Angeblich 7000 Soldaten eingekesselt

Die Rebellen wollen den Eisenbahnknotenpunkt einnehmen, weil er die beiden von ihnen kontrollierten Gebiete um Donezk und Luhansk verbindet. In dem Ort sind ukrainischen Militärexperten zufolge bis zu 7000 Soldaten eingeschlossen. Der Generalstab in Kiew bestätigte die Einkreisung der Soldaten nicht. "Wir können unsere Stellungen mit Munition und Lebensmitteln versorgen", sagte Sprecher Wladislaw Selesnjow. Die Separatisten hatten laut Interfax angeboten, einen Korridor zu öffnen, damit die Regierungssoldaten abrücken können. Die ukrainische Regierung wies dies zurück. Der Ort bleibe unter Kontrolle der Armee, wie es im Minsker Protokoll vorgesehen sei, und werde nicht aufgegeben. Nun sollen Beobachter der Organisation für Sicherheit und Zusammenarbeit in Europa (OSZE) versuchen, die belagerte Stadt zu erreichen.

OSZE klagt über verweigerten Zugang

Die OSZE hatte am Sonntag mitgeteilt, Aufständische hätten ihr den Zutritt nach Debalzewe verweigert. Die USA riefen die Separatisten zur Kooperation mit der OSZE auf. Washington hatte am Montagabend mitgeteilt, es gebe Berichte über eine neue Kolonne mit russischen Militärgütern, die auf dem Weg in die Region um Debalzewe sei, ohne eine genauere Quelle zu nennen.

Merkel telefoniert mit Putin und Poroschenko

Bundeskanzlerin Angela Merkel telefonierte am Montag erneut mit den Präsidenten der Ukraine und Russlands, Petro Poroschenko und Wladimir Putin. In dem Gespräch äußerten sich Merkel und Poroschenko beunruhigt über die anhaltenden Kämpfe um Debalzewe. Beide appellierten den Angaben nach in dem Telefonat an Putin, seinen Einfluss auf die Separatisten geltend zu machen, damit diese das Feuer einstellten.

Regierungssprecher Steffen Seibert teilte am Morgen mit, in dem Gespräch seien "konkrete Schritte" vereinbart worden, um eine Beobachtung der Lage im umkämpften ostukrainischen Debalzewe durch die Organisation für Sicherheit und Zusammenarbeit in Europa (OSZE) zu ermöglichen.
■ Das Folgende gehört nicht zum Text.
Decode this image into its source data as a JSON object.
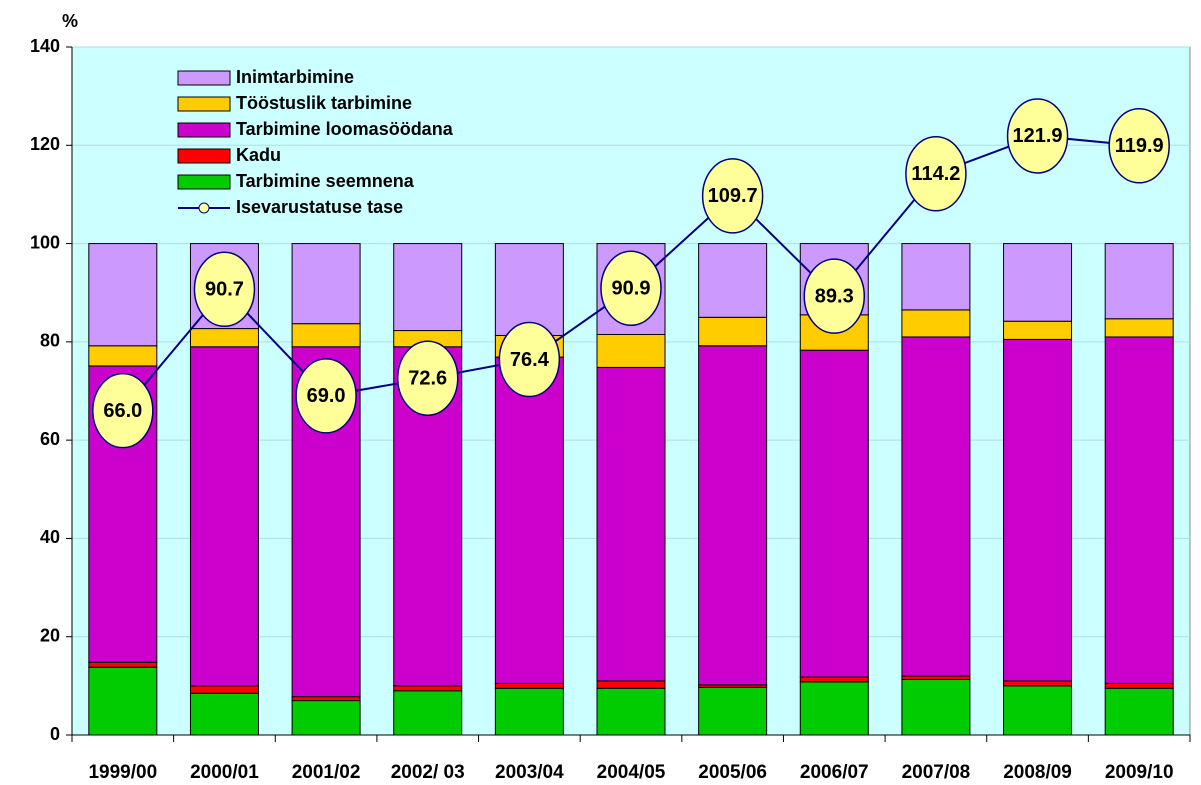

Die Beobachter der Organisation sollen die Einhaltung der Waffenruhe in der Ostukraine überwachen.

Gefährdeter Friedensplan

Die Konfliktparteien in der Ostukraine sollten eigentlich am Dienstag mit dem Abzug schwerer Waffen aus einer Sicherheitszone beginnen. Die anhaltenden Verstöße gegen die seit der Nacht auf Sonntag geltende Feuerpause gefährden jedoch den Friedensprozess.

Der in der vergangenen Woche in Minsk vereinbarte Friedensplan sieht vor, dass der Abzug schwerer Waffen am zweiten Tag nach der Feuerpause beginnt. Für den Abzug aus einer - je nach Reichweite der Waffenart - 50 bis 140 Kilometer breiten Sicherheitszone haben die Konfliktparteien zwei Wochen Zeit. Die Regierungseinheiten müssen sich hinter die aktuelle Frontlinie zurückziehen, die Separatisten hinter eine im September vereinbarte Waffenstillstandslinie. Die OSZE soll Feuerpause und Abzug der Waffen überwachen.